Le comte Achille de Montendre parle de « l'extrême division des propriétés [...] qui change les habitudes, les mœurs, les intérêts », et notamment la disparition des équipages de chasse, qui employaient beaucoup ces chevaux selon lui. En 1840, il « se trouve bien quelques localités où on rencontre encore l'ancienne race du Morvan », mais les individus qui en conservent les caractères principaux deviennent de plus en plus rares. Il cite un équipage de chasse appartenant à une société d'amateurs, monté en grande partie de chevaux de la région, et quelques chasseurs à courre qui s'en servent. De rares étalons de selle se trouvent au haras de Cluny[4]. En 1855, les « bons débris » de cette ancienne race sont disséminés dans l'arrondissement de Château-Chinon[29].

L'élevage du cheval de selle, surtout destiné à la cavalerie légère, est peu lucratif, et le placement d'un cheval militaire difficile. Au milieu du XIXe siècle, les poulains de trait de race franc-comtoise se vendent, par contre, entre 350 et 400 francs à l'âge de quinze à dix-huit mois[7]. Les éleveurs abandonnent le cheval léger au profit du trait, dont la vente est plus facile et surtout plus lucrative. Le cheval Comtois gagne en réputation pour les travaux des champs et les charrois. La production et l'élève du bidet du Morvan se ralentit, diminue annuellement, et finit par disparaître[7]. Un numéro du journal des haras, en 1849, relate ce fait[30]. Il subit aussi la concurrence du Pur Sang[31].

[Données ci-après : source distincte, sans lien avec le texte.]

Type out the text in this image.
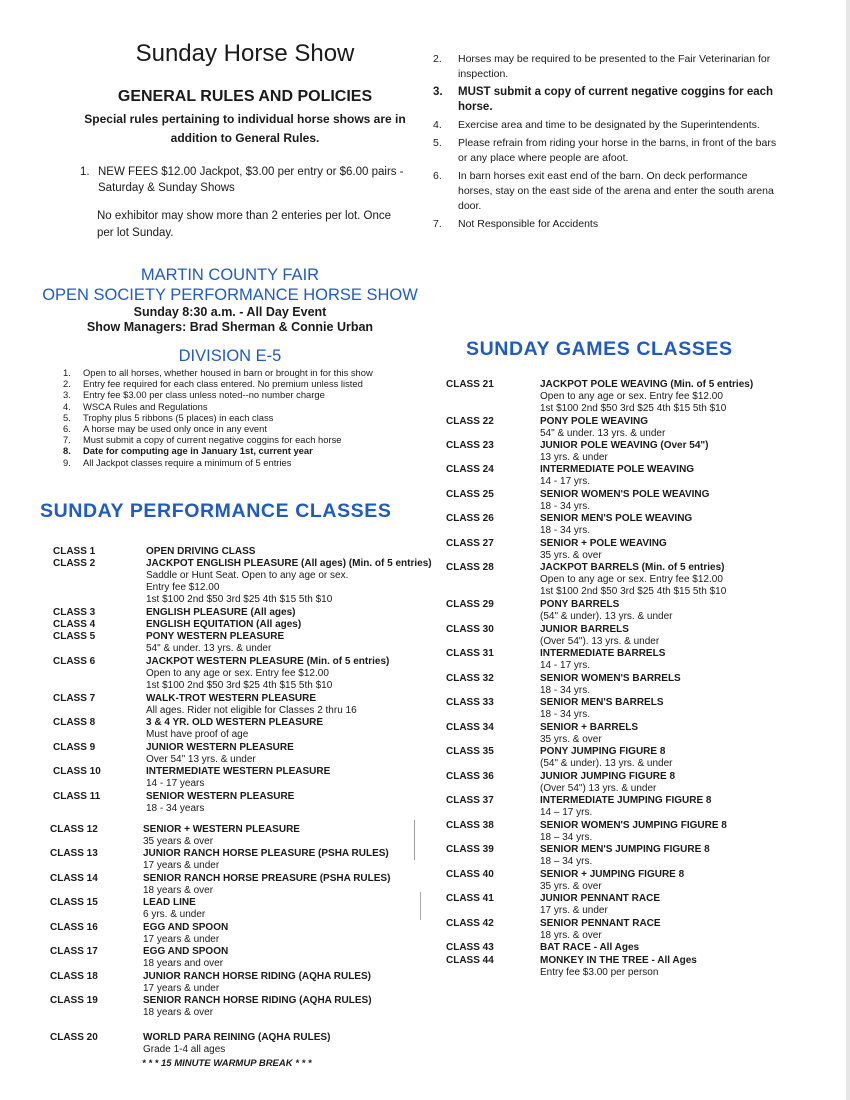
Sunday Horse Show
GENERAL RULES AND POLICIES
Special rules pertaining to individual horse shows are in
addition to General Rules.
1. NEW FEES $12.00 Jackpot, $3.00 per entry or $6.00 pairs - Saturday & Sunday Shows
No exhibitor may show more than 2 enteries per lot. Once per lot Sunday.
2.	Horses may be required to be presented to the Fair Veterinarian for inspection.
3.	MUST submit a copy of current negative coggins for each horse.
4.	Exercise area and time to be designated by the Superintendents.
5.	Please refrain from riding your horse in the barns, in front of the bars or any place where people are afoot.
6.	In barn horses exit east end of the barn. On deck performance horses, stay on the east side of the arena and enter the south arena door.
7.	Not Responsible for Accidents
MARTIN COUNTY FAIR
OPEN SOCIETY PERFORMANCE HORSE SHOW
Sunday 8:30 a.m. - All Day Event
Show Managers: Brad Sherman & Connie Urban
DIVISION E-5
1.	Open to all horses, whether housed in barn or brought in for this show
2.	Entry fee required for each class entered. No premium unless listed
3.	Entry fee $3.00 per class unless noted--no number charge
4.	WSCA Rules and Regulations
5.	Trophy plus 5 ribbons (5 places) in each class
6.	A horse may be used only once in any event
7.	Must submit a copy of current negative coggins for each horse
8.	Date for computing age in January 1st, current year
9.	All Jackpot classes require a minimum of 5 entries
SUNDAY PERFORMANCE CLASSES
CLASS 1	OPEN DRIVING CLASS
CLASS 2	JACKPOT ENGLISH PLEASURE (All ages) (Min. of 5 entries)
Saddle or Hunt Seat. Open to any age or sex.
Entry fee $12.00
1st $100 2nd $50 3rd $25 4th $15 5th $10
CLASS 3	ENGLISH PLEASURE (All ages)
CLASS 4	ENGLISH EQUITATION (All ages)
CLASS 5	PONY WESTERN PLEASURE
54" & under. 13 yrs. & under
CLASS 6	JACKPOT WESTERN PLEASURE (Min. of 5 entries)
Open to any age or sex. Entry fee $12.00
1st $100 2nd $50 3rd $25 4th $15 5th $10
CLASS 7	WALK-TROT WESTERN PLEASURE
All ages. Rider not eligible for Classes 2 thru 16
CLASS 8	3 & 4 YR. OLD WESTERN PLEASURE
Must have proof of age
CLASS 9	JUNIOR WESTERN PLEASURE
Over 54" 13 yrs. & under
CLASS 10	INTERMEDIATE WESTERN PLEASURE
14 - 17 years
CLASS 11	SENIOR WESTERN PLEASURE
18 - 34 years
CLASS 12	SENIOR + WESTERN PLEASURE
35 years & over
CLASS 13	JUNIOR RANCH HORSE PLEASURE (PSHA RULES)
17 years & under
CLASS 14	SENIOR RANCH HORSE PREASURE (PSHA RULES)
18 years & over
CLASS 15	LEAD LINE
6 yrs. & under
CLASS 16	EGG AND SPOON
17 years & under
CLASS 17	EGG AND SPOON
18 years and over
CLASS 18	JUNIOR RANCH HORSE RIDING (AQHA RULES)
17 years & under
CLASS 19	SENIOR RANCH HORSE RIDING (AQHA RULES)
18 years & over
CLASS 20	WORLD PARA REINING (AQHA RULES)
Grade 1-4 all ages
* * * 15 MINUTE WARMUP BREAK * * *
SUNDAY GAMES CLASSES
CLASS 21	JACKPOT POLE WEAVING (Min. of 5 entries)
Open to any age or sex. Entry fee $12.00
1st $100 2nd $50 3rd $25 4th $15 5th $10
CLASS 22	PONY POLE WEAVING
54" & under. 13 yrs. & under
CLASS 23	JUNIOR POLE WEAVING (Over 54")
13 yrs. & under
CLASS 24	INTERMEDIATE POLE WEAVING
14 - 17 yrs.
CLASS 25	SENIOR WOMEN'S POLE WEAVING
18 - 34 yrs.
CLASS 26	SENIOR MEN'S POLE WEAVING
18 - 34 yrs.
CLASS 27	SENIOR + POLE WEAVING
35 yrs. & over
CLASS 28	JACKPOT BARRELS (Min. of 5 entries)
Open to any age or sex. Entry fee $12.00
1st $100 2nd $50 3rd $25 4th $15 5th $10
CLASS 29	PONY BARRELS
(54" & under). 13 yrs. & under
CLASS 30	JUNIOR BARRELS
(Over 54"). 13 yrs. & under
CLASS 31	INTERMEDIATE BARRELS
14 - 17 yrs.
CLASS 32	SENIOR WOMEN'S BARRELS
18 - 34 yrs.
CLASS 33	SENIOR MEN'S BARRELS
18 - 34 yrs.
CLASS 34	SENIOR + BARRELS
35 yrs. & over
CLASS 35	PONY JUMPING FIGURE 8
(54" & under). 13 yrs. & under
CLASS 36	JUNIOR JUMPING FIGURE 8
(Over 54") 13 yrs. & under
CLASS 37	INTERMEDIATE JUMPING FIGURE 8
14 – 17 yrs.
CLASS 38	SENIOR WOMEN'S JUMPING FIGURE 8
18 – 34 yrs.
CLASS 39	SENIOR MEN'S JUMPING FIGURE 8
18 – 34 yrs.
CLASS 40	SENIOR + JUMPING FIGURE 8
35 yrs. & over
CLASS 41	JUNIOR PENNANT RACE
17 yrs. & under
CLASS 42	SENIOR PENNANT RACE
18 yrs. & over
CLASS 43	BAT RACE - All Ages
CLASS 44	MONKEY IN THE TREE - All Ages
Entry fee $3.00 per person
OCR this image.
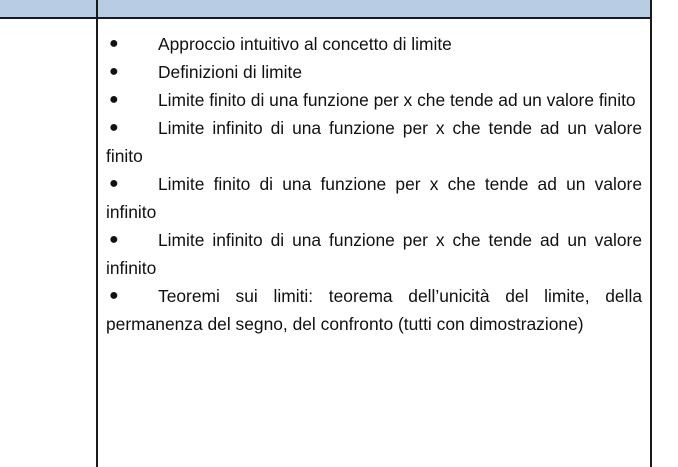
● Approccio intuitivo al concetto di limite
● Definizioni di limite
● Limite finito di una funzione per x che tende ad un valore finito
● Limite infinito di una funzione per x che tende ad un valore finito
● Limite finito di una funzione per x che tende ad un valore infinito
● Limite infinito di una funzione per x che tende ad un valore infinito
● Teoremi sui limiti: teorema dell’unicità del limite, della permanenza del segno, del confronto (tutti con dimostrazione)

En 1857, il reste très peu d'animaux et les marchands de bestiaux ne les utilisent plus, ou presque plus. Les rares cultivateurs du Morvan, du Forez, du Bourbonnais et du Velay qui continuent à élever des chevaux possèdent des juments « plus corsées » que celles de l'ancienne race[32]. L'élevage du cheval de trait nivernais, plus rémunérateur pour les éleveurs, remplace aussi celui du bidet[33]. En 1861, selon Eugène Gayot, il ne reste plus de chevaux du Morvan[7].

Description

Un bidet de selle, dont la race n'est pas précisée. La plupart des bidets étaient originaires de la Bretagne et du Morvan.

« Quelle race est plus vigoureuse et moins exigeante de soins et de nourriture que la race du Morvan ? »

— Moniteur de la propriété et de l'agriculture[22]

De type selle, les chevaux du Morvan sont surtout réputés pour leur rusticité et sobriété, leur courage, leur fond inépuisable et leur énergie qui les rend capables de supporter les plus rudes travaux, les courses les plus longues et les plus pénibles sans fatigue[29],[34],[32],[7],[35]. Ils étaient « les plus solides et les plus vigoureux pour se tirer des bourbiers qui rendaient les communications d'une difficulté insurmontable pour tous les autres chevaux »[4]. Leur trot est rapide et soutenu[10], Paul Diffloth, qui affirme leurs qualités et leur grande réputation, dit qu'ils sont capables de trotter à 12 km/h sur les mauvais chemins[9]. Ils ont le pied sûr[36].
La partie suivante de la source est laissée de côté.